[swift-evolution] About the PermutationGenerator

Dave Abrahams dabrahams at apple.com
Mon Feb 22 09:02:32 CST 2016


on Wed Jan 06 2016, Jordan Rose <jordan_rose-AT-apple.com> wrote:

> I've bounced this idea off of Dave and Dmitri internally, so might as well put it out publicly:
>
> In Magic DWIM Swift, there would only be two types that you'd ever
> conform to: 

You don't really mean that :-)

> a destructive iteration type (today's "Generator"), and a multi-pass
> indexed type (today's "Collection"). Some operations can meaningfully
> use either one (like forEach or maxElement); these operations go on a
> general "traversable" type (today's "Sequence").
>
> In this world, both GeneratorType and CollectionType are refinements
> of SequenceType (i.e. any GeneratorType "is-a" SequenceType),
> including the necessary default implementations. Maybe we rename some
> of the protocols in the process.  Again, no concrete type would ever
> conform to SequenceType; it's just something you can use as a generic
> constraint.

If GeneratorType and CollectionType conform to SequenceType, then lots
of concrete types will conform.  I think you just mean that none will
conform to SequenceType without also conforming to one of the others.

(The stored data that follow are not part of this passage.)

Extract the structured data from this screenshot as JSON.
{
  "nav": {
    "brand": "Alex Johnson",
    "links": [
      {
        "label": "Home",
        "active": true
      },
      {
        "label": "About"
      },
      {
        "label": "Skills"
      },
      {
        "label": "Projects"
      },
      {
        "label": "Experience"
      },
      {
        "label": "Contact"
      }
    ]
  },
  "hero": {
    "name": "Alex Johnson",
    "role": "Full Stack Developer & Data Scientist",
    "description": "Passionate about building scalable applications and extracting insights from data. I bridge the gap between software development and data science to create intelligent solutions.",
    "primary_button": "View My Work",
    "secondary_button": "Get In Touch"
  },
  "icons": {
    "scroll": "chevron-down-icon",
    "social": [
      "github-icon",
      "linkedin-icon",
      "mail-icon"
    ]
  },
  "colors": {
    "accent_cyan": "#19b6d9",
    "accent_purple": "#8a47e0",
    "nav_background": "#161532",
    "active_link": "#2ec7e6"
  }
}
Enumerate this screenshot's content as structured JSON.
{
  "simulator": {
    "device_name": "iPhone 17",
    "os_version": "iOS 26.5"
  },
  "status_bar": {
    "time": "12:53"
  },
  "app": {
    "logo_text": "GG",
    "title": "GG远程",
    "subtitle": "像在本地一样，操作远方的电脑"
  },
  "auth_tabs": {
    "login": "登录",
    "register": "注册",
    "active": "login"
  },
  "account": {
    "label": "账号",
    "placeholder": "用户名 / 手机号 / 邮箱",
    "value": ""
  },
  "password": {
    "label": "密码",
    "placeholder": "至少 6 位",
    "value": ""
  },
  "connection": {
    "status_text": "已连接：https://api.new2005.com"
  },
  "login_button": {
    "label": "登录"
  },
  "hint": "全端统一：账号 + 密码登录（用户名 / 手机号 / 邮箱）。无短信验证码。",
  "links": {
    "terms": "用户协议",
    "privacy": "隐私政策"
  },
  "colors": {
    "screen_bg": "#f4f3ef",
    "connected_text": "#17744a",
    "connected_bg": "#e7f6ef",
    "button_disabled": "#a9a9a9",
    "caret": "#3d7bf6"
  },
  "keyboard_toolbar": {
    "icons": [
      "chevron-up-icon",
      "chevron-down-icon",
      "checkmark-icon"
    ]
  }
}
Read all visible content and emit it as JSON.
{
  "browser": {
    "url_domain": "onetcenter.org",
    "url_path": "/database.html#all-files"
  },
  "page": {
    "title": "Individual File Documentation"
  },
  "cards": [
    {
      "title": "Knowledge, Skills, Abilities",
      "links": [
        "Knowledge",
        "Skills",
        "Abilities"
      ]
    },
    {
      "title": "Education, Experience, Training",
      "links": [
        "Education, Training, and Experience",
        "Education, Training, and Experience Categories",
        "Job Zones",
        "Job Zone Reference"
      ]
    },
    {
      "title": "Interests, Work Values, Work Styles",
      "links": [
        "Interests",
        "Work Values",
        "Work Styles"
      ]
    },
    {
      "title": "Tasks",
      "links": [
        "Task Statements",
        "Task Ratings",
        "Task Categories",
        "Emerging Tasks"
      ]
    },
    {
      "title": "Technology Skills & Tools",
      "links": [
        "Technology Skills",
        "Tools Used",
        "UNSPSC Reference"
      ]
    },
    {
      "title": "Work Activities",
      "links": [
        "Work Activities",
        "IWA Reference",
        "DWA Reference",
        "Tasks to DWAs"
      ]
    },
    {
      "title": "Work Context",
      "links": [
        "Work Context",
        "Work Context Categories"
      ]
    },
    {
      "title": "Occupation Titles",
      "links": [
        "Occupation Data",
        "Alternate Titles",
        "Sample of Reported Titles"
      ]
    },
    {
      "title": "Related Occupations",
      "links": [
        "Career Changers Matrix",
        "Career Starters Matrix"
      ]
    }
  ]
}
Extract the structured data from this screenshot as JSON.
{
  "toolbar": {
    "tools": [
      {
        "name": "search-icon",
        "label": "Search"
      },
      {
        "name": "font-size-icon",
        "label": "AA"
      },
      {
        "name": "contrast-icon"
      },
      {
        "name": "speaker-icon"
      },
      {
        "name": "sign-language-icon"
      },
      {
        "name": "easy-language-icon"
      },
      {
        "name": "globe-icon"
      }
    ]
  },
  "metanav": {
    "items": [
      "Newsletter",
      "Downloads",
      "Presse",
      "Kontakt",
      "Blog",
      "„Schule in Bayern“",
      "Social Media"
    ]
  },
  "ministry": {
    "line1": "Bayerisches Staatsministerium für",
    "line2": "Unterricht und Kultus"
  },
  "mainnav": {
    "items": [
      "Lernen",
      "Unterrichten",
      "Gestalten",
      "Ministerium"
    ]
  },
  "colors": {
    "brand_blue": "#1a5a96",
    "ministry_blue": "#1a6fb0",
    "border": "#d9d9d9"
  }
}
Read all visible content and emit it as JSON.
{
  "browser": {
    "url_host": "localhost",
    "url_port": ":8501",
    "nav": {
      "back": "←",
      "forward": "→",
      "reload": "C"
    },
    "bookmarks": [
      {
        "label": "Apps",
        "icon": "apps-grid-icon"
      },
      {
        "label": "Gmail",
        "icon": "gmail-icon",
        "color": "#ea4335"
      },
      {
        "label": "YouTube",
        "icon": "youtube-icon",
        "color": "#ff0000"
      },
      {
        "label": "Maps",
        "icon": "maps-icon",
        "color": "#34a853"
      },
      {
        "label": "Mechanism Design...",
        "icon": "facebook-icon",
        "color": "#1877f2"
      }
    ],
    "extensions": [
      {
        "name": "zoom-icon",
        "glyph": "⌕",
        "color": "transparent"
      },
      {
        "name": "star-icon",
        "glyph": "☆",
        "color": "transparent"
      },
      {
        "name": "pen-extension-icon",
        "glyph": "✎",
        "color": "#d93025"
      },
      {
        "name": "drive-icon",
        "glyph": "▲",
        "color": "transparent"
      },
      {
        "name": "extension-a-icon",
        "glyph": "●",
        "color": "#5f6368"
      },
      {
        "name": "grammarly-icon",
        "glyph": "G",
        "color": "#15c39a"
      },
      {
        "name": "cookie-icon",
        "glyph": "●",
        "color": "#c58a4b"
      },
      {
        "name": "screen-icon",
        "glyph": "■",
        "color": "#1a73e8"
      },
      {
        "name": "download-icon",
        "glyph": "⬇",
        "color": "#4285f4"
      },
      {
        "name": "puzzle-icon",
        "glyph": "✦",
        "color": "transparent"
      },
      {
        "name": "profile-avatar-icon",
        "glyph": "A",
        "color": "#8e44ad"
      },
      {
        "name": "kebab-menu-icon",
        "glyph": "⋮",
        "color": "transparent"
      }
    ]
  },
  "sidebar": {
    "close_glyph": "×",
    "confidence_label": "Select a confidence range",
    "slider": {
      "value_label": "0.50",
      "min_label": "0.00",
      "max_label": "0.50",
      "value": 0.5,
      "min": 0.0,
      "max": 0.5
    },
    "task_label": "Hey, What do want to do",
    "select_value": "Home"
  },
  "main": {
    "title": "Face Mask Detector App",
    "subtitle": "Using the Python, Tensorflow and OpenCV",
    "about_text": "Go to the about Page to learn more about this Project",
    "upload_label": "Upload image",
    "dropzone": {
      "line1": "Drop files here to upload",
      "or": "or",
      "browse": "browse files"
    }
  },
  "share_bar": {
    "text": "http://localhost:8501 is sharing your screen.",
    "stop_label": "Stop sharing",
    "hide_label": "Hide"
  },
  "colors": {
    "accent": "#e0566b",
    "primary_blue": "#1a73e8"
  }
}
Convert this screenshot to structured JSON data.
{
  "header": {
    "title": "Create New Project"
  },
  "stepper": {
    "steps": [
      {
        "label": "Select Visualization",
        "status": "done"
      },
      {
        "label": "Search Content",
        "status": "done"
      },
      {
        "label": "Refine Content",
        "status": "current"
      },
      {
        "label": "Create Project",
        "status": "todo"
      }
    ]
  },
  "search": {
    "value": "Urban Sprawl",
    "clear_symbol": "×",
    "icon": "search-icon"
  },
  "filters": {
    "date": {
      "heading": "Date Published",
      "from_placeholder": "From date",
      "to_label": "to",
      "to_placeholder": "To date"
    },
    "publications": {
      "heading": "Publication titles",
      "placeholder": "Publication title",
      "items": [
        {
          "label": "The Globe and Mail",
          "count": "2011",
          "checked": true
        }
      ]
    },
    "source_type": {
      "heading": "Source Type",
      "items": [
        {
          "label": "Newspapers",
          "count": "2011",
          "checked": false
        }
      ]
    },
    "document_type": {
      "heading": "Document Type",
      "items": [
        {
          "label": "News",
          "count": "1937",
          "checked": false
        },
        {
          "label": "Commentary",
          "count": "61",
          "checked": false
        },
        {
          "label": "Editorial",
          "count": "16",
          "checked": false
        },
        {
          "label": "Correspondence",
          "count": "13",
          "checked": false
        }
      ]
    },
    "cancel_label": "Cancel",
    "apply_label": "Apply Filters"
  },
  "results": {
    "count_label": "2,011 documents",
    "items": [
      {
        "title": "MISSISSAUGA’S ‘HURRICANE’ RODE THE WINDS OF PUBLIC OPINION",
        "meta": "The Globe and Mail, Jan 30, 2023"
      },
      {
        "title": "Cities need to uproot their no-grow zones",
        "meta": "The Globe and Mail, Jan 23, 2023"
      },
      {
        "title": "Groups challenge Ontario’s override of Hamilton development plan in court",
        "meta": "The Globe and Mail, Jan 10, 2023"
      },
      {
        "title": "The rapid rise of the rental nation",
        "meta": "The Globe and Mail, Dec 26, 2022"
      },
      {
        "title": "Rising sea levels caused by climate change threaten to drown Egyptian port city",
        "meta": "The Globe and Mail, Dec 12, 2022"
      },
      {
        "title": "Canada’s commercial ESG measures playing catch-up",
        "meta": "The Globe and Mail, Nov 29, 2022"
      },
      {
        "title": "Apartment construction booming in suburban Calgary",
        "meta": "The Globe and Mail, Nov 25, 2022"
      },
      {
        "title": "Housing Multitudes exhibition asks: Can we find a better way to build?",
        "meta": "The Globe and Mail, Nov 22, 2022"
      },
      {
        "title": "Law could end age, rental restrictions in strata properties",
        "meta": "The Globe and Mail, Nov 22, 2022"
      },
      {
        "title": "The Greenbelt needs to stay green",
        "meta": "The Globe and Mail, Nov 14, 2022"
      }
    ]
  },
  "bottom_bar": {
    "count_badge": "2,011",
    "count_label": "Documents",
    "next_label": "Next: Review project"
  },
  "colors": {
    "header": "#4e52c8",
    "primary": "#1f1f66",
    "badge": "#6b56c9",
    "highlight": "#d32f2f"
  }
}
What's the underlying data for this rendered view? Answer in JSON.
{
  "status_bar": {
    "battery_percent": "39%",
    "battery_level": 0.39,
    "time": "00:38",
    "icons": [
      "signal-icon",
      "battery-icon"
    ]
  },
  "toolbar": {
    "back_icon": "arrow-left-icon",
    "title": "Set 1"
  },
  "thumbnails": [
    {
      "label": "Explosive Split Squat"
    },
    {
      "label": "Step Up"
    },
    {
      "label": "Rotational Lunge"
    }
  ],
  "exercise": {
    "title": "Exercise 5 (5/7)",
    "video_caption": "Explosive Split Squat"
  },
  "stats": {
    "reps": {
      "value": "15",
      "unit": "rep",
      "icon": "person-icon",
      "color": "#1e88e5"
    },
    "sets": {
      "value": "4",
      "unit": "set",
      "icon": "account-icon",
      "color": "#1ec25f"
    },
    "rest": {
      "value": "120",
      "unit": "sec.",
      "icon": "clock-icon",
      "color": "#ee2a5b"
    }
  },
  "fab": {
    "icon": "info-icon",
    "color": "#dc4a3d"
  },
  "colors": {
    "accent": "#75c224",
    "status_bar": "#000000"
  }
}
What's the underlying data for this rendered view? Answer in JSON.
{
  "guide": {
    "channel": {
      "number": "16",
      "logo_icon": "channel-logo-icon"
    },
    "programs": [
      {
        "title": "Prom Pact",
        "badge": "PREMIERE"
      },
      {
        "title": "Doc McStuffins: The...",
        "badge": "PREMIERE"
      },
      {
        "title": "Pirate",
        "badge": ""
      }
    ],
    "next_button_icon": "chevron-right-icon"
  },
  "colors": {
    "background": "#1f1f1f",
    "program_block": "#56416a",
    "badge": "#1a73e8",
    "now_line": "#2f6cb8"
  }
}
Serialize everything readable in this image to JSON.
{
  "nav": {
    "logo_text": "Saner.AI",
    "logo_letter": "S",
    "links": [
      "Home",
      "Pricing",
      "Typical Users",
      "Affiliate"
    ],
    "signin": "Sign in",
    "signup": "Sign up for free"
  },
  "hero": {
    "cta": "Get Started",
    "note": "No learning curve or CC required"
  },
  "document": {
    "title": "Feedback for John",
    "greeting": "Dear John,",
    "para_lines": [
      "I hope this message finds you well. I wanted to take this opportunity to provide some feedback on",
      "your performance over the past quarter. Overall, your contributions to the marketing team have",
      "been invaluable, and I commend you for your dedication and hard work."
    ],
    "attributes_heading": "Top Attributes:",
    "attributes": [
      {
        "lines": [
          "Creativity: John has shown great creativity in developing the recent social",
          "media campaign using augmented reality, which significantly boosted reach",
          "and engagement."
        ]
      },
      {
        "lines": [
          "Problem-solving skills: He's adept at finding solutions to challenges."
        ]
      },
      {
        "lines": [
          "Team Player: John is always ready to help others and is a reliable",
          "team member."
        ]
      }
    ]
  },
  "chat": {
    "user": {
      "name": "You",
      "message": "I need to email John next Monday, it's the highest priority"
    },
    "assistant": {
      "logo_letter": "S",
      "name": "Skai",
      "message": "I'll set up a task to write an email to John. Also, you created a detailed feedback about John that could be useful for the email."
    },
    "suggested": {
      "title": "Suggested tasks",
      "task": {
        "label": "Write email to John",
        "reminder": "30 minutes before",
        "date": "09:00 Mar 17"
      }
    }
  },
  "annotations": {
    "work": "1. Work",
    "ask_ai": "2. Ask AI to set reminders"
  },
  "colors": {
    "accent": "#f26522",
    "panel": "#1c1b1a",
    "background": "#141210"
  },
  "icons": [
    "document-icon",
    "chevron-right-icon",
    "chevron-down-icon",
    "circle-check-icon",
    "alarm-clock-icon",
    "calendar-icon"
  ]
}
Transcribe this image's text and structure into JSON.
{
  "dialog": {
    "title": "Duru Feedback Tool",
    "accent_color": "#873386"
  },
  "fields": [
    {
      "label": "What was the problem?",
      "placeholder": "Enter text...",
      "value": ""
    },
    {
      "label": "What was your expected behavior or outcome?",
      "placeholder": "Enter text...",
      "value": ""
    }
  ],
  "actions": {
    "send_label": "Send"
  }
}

> We can't actually do this today because it creates a circularity
> between SequenceType and GeneratorType that the compiler can't
> handle. I'm pretty sure it's possible to change the compiler's
> protocol checking logic to allow this, though.

Yes; the main obstacle is that our codegen model doesn't support it.  It
has something to do with the way witness tables get passed to generic
functions.

> Anyway, that's that idea. At the very least it helped me clear up my
> thoughts about Sequence, Collection, and Generator back when I was
> first learning them.
>
> Jordan
>
> P.S. This idea falls apart if someone comes up with a model (concrete
> type) for SequenceType that isn't a Collection or Generator. I wasn't
> able to think of one back when I was originally thinking about this,
> but of course that doesn't mean there isn't one. (Infinite collections
> are interesting as discussed on the "cycle" thread, but it's not the
> sequence/generator distinction that's really meaningful there.)